Surely as Salvos, we are called to recognise the intrinsic value and the image of God in every human being. This includes prostituted women, women and children trafficked into prostitution, the ‘Johns’ or ‘punters’ who purchase sex acts from prostituted persons, the pimps and dealers in the human commodity of women’s bodies. Each of these deserve our prayer, and our intentional engagement and presence with the intent for the transformation of lives through the power if Jesus Christ, shown in and shared through us?

Surely recognising the intrinsic evil of a system where the law of the land legitimises and institutionalises the systematic abuse and violence against women which prostitution represents, we are called to act for social reform. If we exist in a system that perpetrates abuse and violence against a particular group, are we not called to work to right injustice? And yet, we have sadly been part of supporting and legitimising a legal framework that ensures the perpetuation of this injustice. The harm minimisation posture of those who supported the legalisation of prostitution, sadly, including The Salvation Army in the Australia Southern Territory within the last two decades, has conscripted us into the majority voice in Australia. Tragically we have stood with those who have said, and through articles such as that in On Fire, continue to reinforce the assumption that it is the right of men to purchase sex. We have aligned ourselves with those who believe that the need for persons to be prostituted is inevitable. We have fallen for the line that as long as we protect those with power, those with the money to purchase sex acts, those who demand to have their sexual desires met, not through relationship but through their capacity to purchase a commodity in a market which society has created and condoned, then we maintain a ‘safe’ workplace and a ‘needed’ industry. WE WERE WRONG! It is time for us to acknowledge that if we truly exist to build the Kingdom of God, then we cannot take any position other than that of abolition of prostitution.

We need to position ourselves to be engaged with women who are prostituted. We need to be able to offer them ways out, by empowering them and supporting them to develop skills that give them other choices and alternative ways of generating income to live. We need to shake the comfortable insensitivity to this issue pervasive in Australian society. How easy it is to accept the proliferation of pornography, strip clubs, topless bars and lap dancing clubs, all of which feed this notion that women’s bodies are commodities which can be purchased for the pleasure of men.
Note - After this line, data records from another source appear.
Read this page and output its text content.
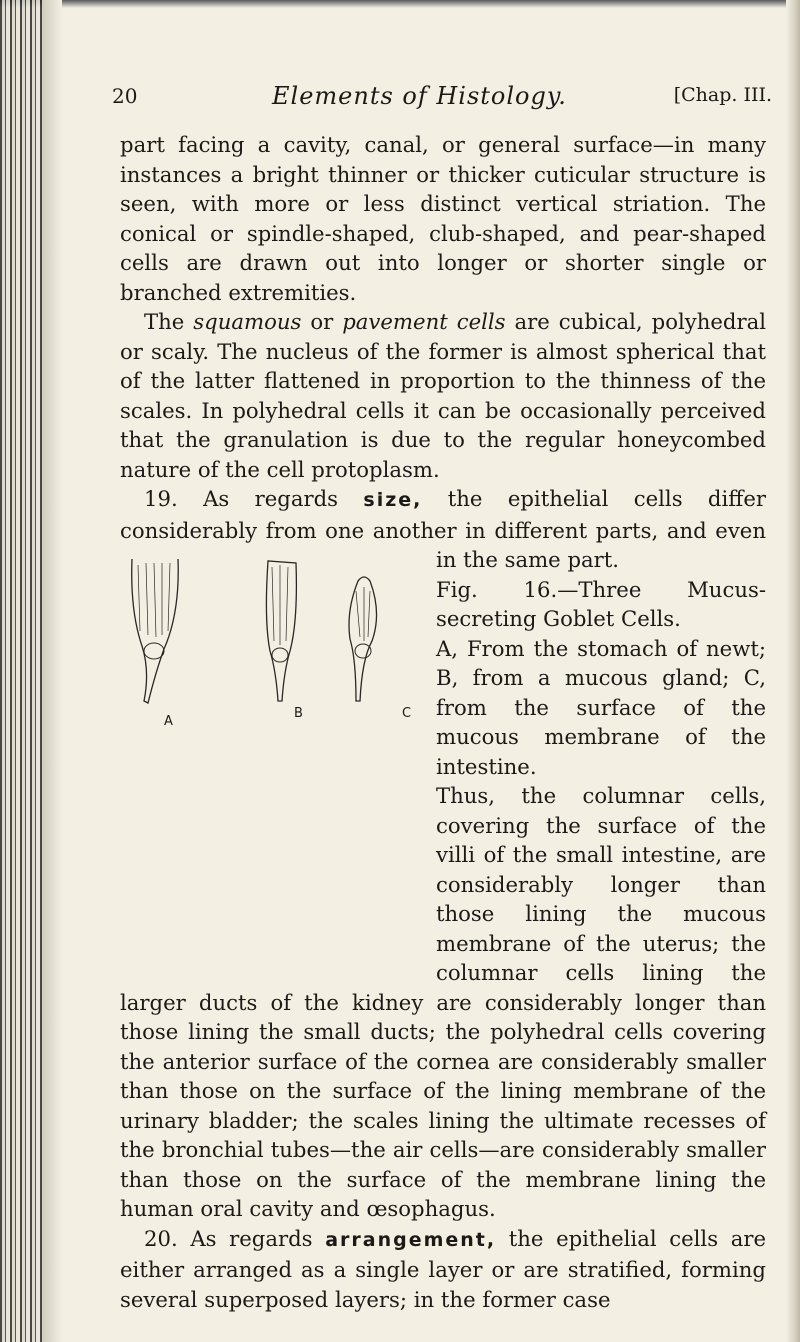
20	Elements of Histology.	[Chap. III.

part facing a cavity, canal, or general surface—in many instances a bright thinner or thicker cuticular structure is seen, with more or less distinct vertical striation. The conical or spindle-shaped, club-shaped, and pear-shaped cells are drawn out into longer or shorter single or branched extremities.

The squamous or pavement cells are cubical, polyhedral or scaly. The nucleus of the former is almost spherical that of the latter flattened in proportion to the thinness of the scales. In polyhedral cells it can be occasionally perceived that the granulation is due to the regular honeycombed nature of the cell protoplasm.

19. As regards size, the epithelial cells differ considerably from one another in different parts, and even in the same part.
A
B	C

Fig. 16.—Three Mucus-secreting Goblet Cells.
A, From the stomach of newt; B, from a mucous gland; C, from the surface of the mucous membrane of the intestine.
Thus, the columnar cells, covering the surface of the villi of the small intestine, are considerably longer than those lining the mucous membrane of the uterus; the columnar cells lining the larger ducts of the kidney are considerably longer than those lining the small ducts; the polyhedral cells covering the anterior surface of the cornea are considerably smaller than those on the surface of the lining membrane of the urinary bladder; the scales lining the ultimate recesses of the bronchial tubes—the air cells—are considerably smaller than those on the surface of the membrane lining the human oral cavity and œsophagus.

20. As regards arrangement, the epithelial cells are either arranged as a single layer or are stratified, forming several superposed layers; in the former case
We need to educate men and boys to see through the subtle socialisation into a commoditised view of women and sex. How many fathers would be genuinely happy for their wife or daughter to be prostituted to satisfy the sexual appetites of multiple unknown men? And yet, we socialise our boys into ways of viewing women as products for their pleasure, available according to their purchasing or ‘persuasive’ power.

I, for one am not willing to buy into the myth that prostitution is the oldest profession in the world and will always exist. I believe that God has a bigger vision for Salvos of the Australia Southern Territory than simply accepting the oldest oppression in the world as legitimate ‘work’. I’m believing that God will use us to truly impact and reform our society by opening our eyes and transforming our minds, so that for Salvos the question ‘Work’ or Exploitation is a no-brainer.